While we wait for the Second Reading of the Bus Services Bill, taking place on 31 January, I’m reflecting on the wider political landscape. The first couple of weeks of January has, from a political perspective, been almost as tumultuous as was 2016.
From Jeremy Corbyn’s hopeless attempt at a ‘relaunch’ with a major speech on 10 January designed to clarify the Labour Party’s position on immigration, to Theresa May’s set piece speech launching her ‘shared society’ initiative, to a lurid dodgy dossier on Donald Trump leaked by the intelligence services, to Tristram Hunt’s surprise resignation as Labour MP for Stoke-on-Trent Central, 2017 got off to a cracking start – and all before January is out.
Even if you are a loyal Labour supporter, you would have to admit that Jeremy Corbyn’s speech seeking to relaunch his leadership credentials was one of the most inept political initiatives in recent UK political history.
It simply exploded in his face on the launch pad and was all entirely of his own making. Tristram Hunt’s surprise resignation a few days later (to follow a fresh career outside politics) followed shortly after the resignation of fellow moderate Labour MP Jamie Reed (also to take up a fresh career away from Westminster).
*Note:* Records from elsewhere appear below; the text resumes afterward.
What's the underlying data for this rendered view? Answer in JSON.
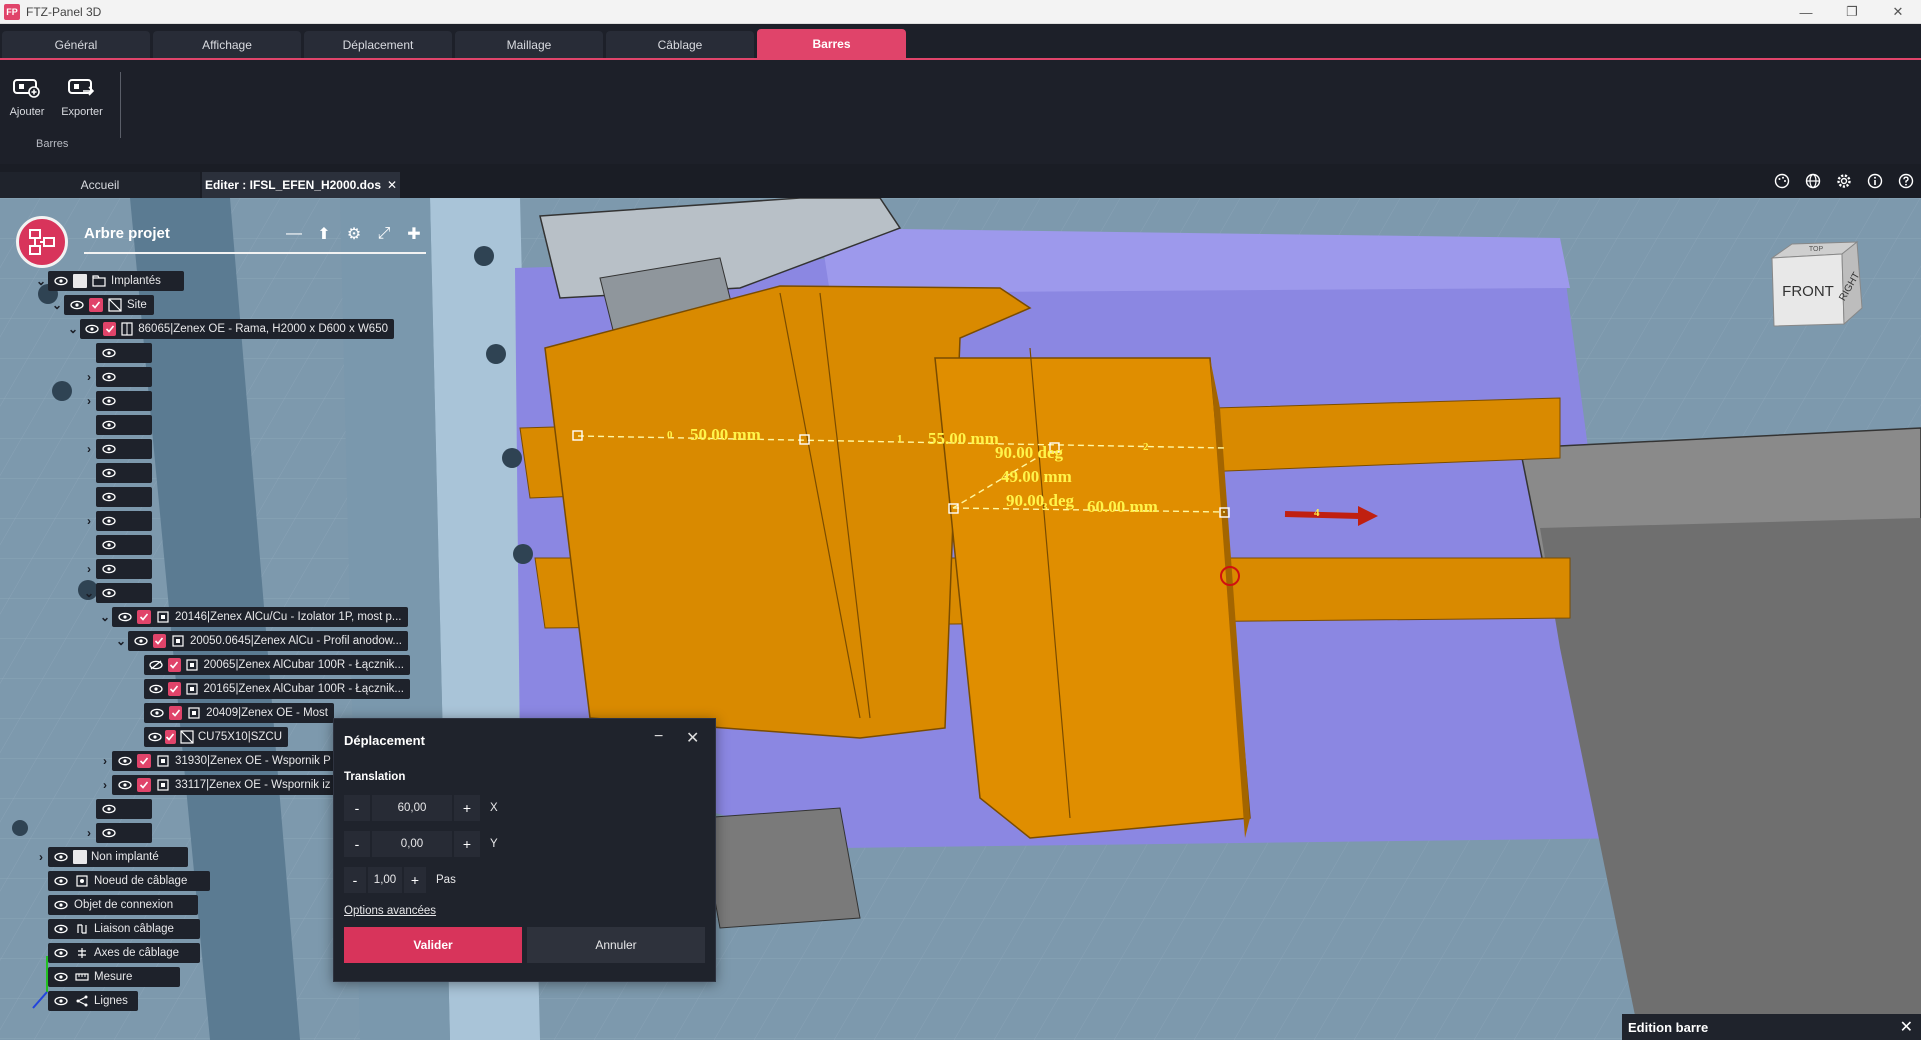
{
  "window": {
    "title": "FTZ-Panel 3D",
    "logo": "FP",
    "minimize": "—",
    "restore": "❐",
    "close": "✕"
  },
  "ribbon": {
    "tabs": [
      "Général",
      "Affichage",
      "Déplacement",
      "Maillage",
      "Câblage",
      "Barres"
    ],
    "active_tab": "Barres",
    "buttons": [
      {
        "label": "Ajouter",
        "icon": "add-bar-icon"
      },
      {
        "label": "Exporter",
        "icon": "export-bar-icon"
      }
    ],
    "group_label": "Barres"
  },
  "doc_tabs": {
    "home": "Accueil",
    "active": "Editer : IFSL_EFEN_H2000.dos",
    "close": "✕"
  },
  "viewport_icons": [
    "palette-icon",
    "globe-icon",
    "gear-icon",
    "info-icon",
    "help-icon"
  ],
  "navcube": {
    "front": "FRONT",
    "right": "RIGHT",
    "top": "TOP"
  },
  "project_tree": {
    "title": "Arbre projet",
    "tools": [
      "—",
      "⬆",
      "⚙",
      "⤢",
      "✚"
    ],
    "nodes": {
      "implantes": "Implantés",
      "site": "Site",
      "rama": "86065|Zenex  OE - Rama, H2000 x D600 x W650",
      "izolator": "20146|Zenex  AlCu/Cu - Izolator 1P, most p...",
      "profil": "20050.0645|Zenex  AlCu - Profil anodow...",
      "alcubar1": "20065|Zenex  AlCubar 100R - Łącznik...",
      "alcubar2": "20165|Zenex  AlCubar 100R - Łącznik...",
      "most": "20409|Zenex  OE - Most",
      "cu": "CU75X10|SZCU",
      "wspornik1": "31930|Zenex  OE - Wspornik P",
      "wspornik2": "33117|Zenex  OE - Wspornik iz",
      "non_implante": "Non implanté",
      "noeud": "Noeud de câblage",
      "objet": "Objet de connexion",
      "liaison": "Liaison câblage",
      "axes": "Axes de câblage",
      "mesure": "Mesure",
      "lignes": "Lignes"
    }
  },
  "measurements": {
    "labels": [
      "50.00 mm",
      "55.00 mm",
      "90.00 deg",
      "49.00 mm",
      "90.00 deg",
      "60.00 mm"
    ],
    "indices": [
      "0",
      "1",
      "2",
      "3",
      "4"
    ]
  },
  "dialog": {
    "title": "Déplacement",
    "minimize": "−",
    "close": "✕",
    "section": "Translation",
    "x": {
      "value": "60,00",
      "axis": "X"
    },
    "y": {
      "value": "0,00",
      "axis": "Y"
    },
    "step": {
      "value": "1,00",
      "label": "Pas"
    },
    "minus": "-",
    "plus": "+",
    "advanced": "Options avancées",
    "ok": "Valider",
    "cancel": "Annuler"
  },
  "edition_panel": {
    "title": "Edition barre",
    "close": "✕"
  },
  "colors": {
    "accent": "#e0446a",
    "bar": "#d98a00",
    "plate": "#8884e0",
    "cabinet": "#7f9fb6"
  }
}
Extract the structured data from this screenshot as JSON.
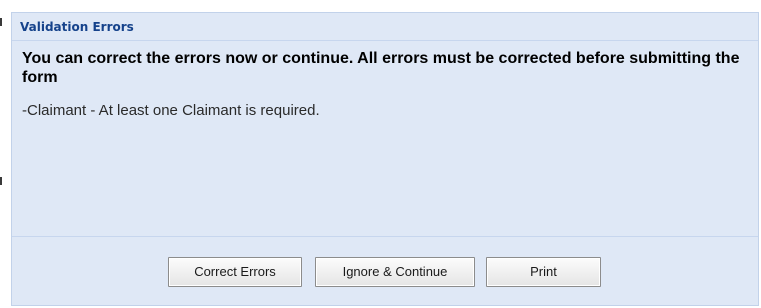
{
  "dialog": {
    "title": "Validation Errors",
    "headline": "You can correct the errors now or continue. All errors must be corrected before submitting the form",
    "errors": [
      "-Claimant - At least one Claimant is required."
    ]
  },
  "buttons": {
    "correct_label": "Correct Errors",
    "ignore_label": "Ignore & Continue",
    "print_label": "Print"
  },
  "colors": {
    "dialog_background": "#dfe8f6",
    "title_text": "#15428b",
    "border": "#c2d2ea"
  }
}
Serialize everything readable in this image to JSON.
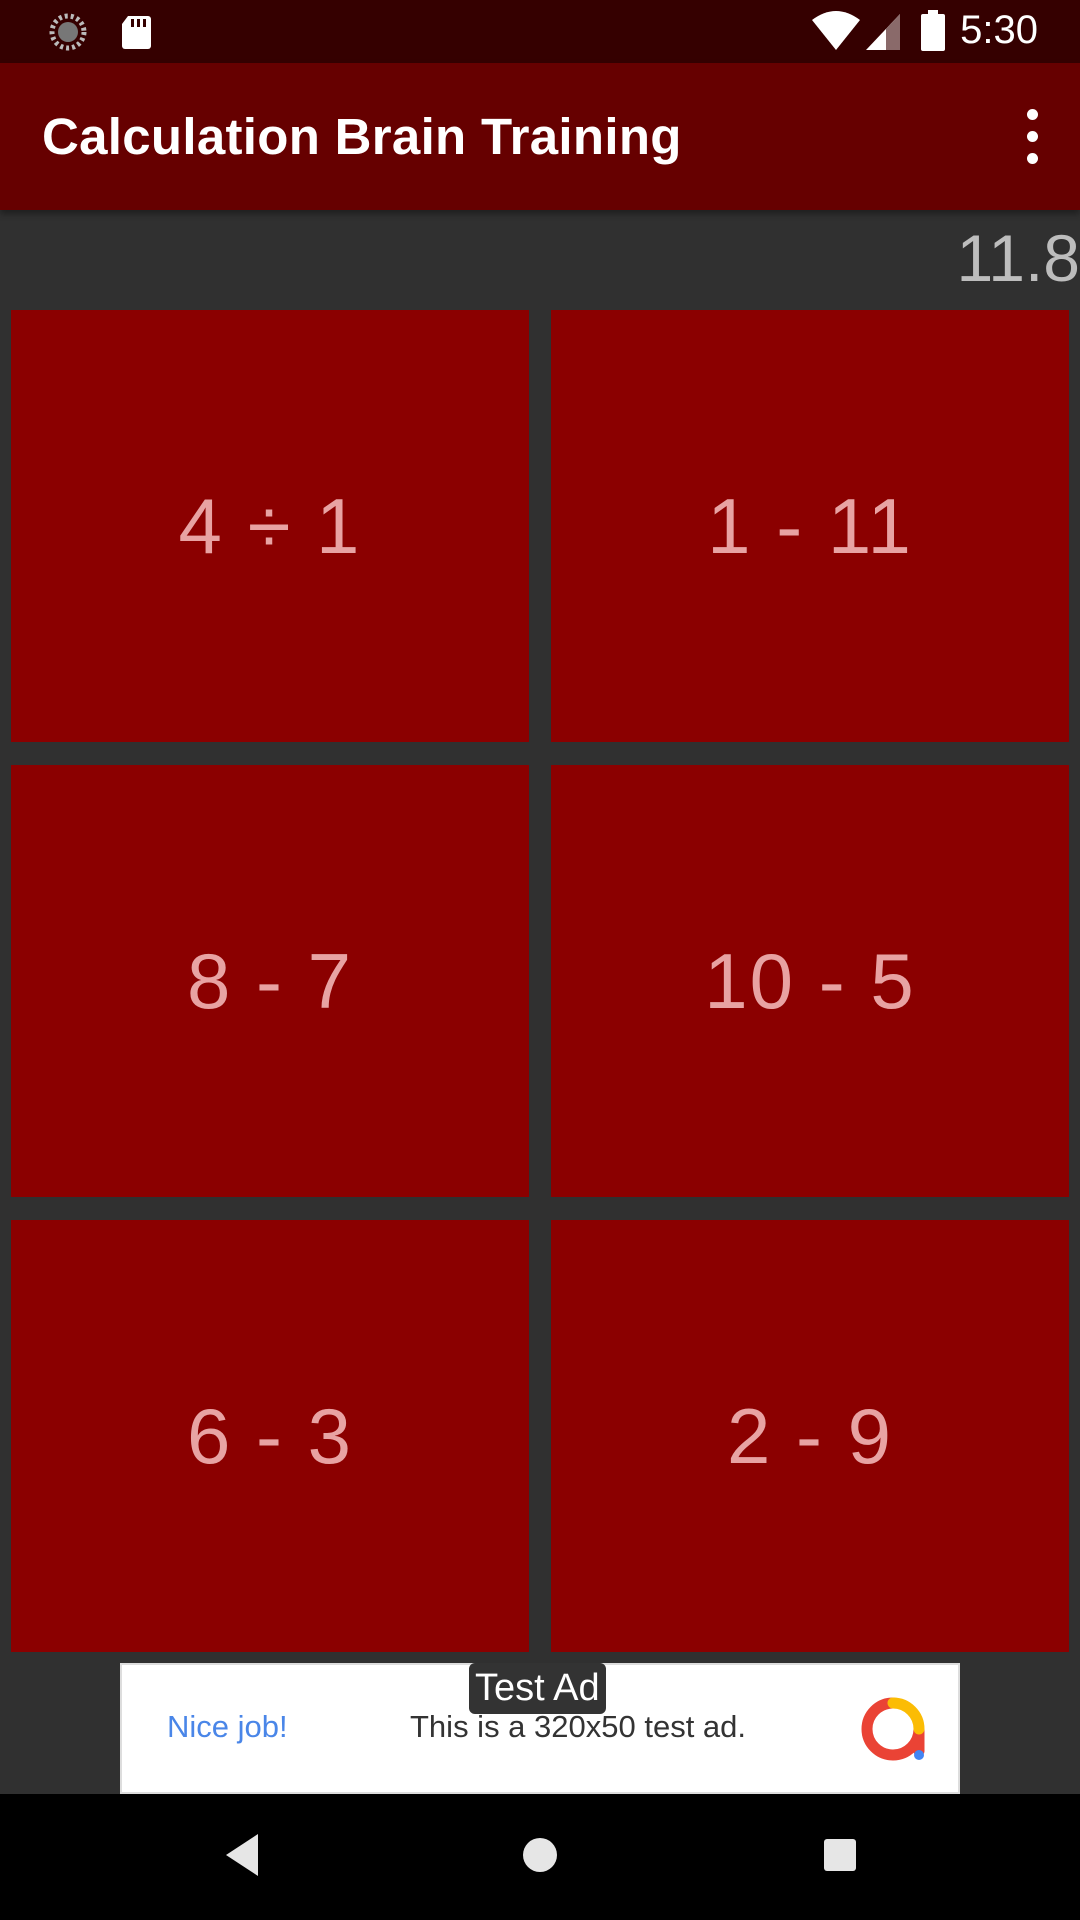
{
  "status_bar": {
    "time": "5:30",
    "icons": [
      "loading-circle-icon",
      "sd-card-icon",
      "wifi-icon",
      "signal-icon",
      "battery-icon"
    ]
  },
  "app_bar": {
    "title": "Calculation Brain Training",
    "menu_icon": "overflow-menu-icon"
  },
  "game": {
    "timer": "11.8",
    "tiles": [
      {
        "label": "4 ÷ 1"
      },
      {
        "label": "1 - 11"
      },
      {
        "label": "8 - 7"
      },
      {
        "label": "10 - 5"
      },
      {
        "label": "6 - 3"
      },
      {
        "label": "2 - 9"
      }
    ]
  },
  "ad": {
    "label": "Test Ad",
    "headline": "Nice job!",
    "body": "This is a 320x50 test ad.",
    "logo_icon": "admob-logo-icon"
  },
  "nav_bar": {
    "buttons": [
      "back-icon",
      "home-icon",
      "recents-icon"
    ]
  },
  "colors": {
    "status_bar": "#350000",
    "app_bar": "#660000",
    "background": "#303030",
    "tile": "#8b0000",
    "tile_text": "#e8a3a3",
    "timer_text": "#bdbdbd"
  }
}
It has got tongues wagging that moderate Labour MPs are lining up to follow suit. To resign one-by-one, rather than collectively, to trigger by-election after by-election to show that Jeremy Corbyn is incapable of winning electorally.
For the Conservatives, Theresa May’s ‘Shared Society’ speech will have many Conservatives worried that she is a firm believer in state intervention.
This is the second time she has delivered a speech of this kind, extolling the virtues of government stepping in as a proactive and positive instrument of national government.
When she became Conservative Party leader many jumped to compare her to Margaret Thatcher. Yet this ‘shared society’ stuff is closer to Ted Heath than anything any Conservative leader since has articulated.
And, last week Theresa May finally started to lay out her plans for Brexit.
Regardless of where you stand on Brexit or how you voted, one has to acknowledge that her Lancaster House speech was an absolutely masterclass.
It was clear, powerful and unambiguous, even if some of the fine detail has yet to be filled in. If you haven’t yet read it, I urge you to do so.
It may yet become the speech that defines her premiership, much as Margaret Thatcher’s dramatic “you turn if you want to, the Lady’s not for turning” speech to the 1981 Conservative Party conference did for Mrs T.
If this is a foretaste of what’s to come for the rest of 2017, it’s going to be quite a year.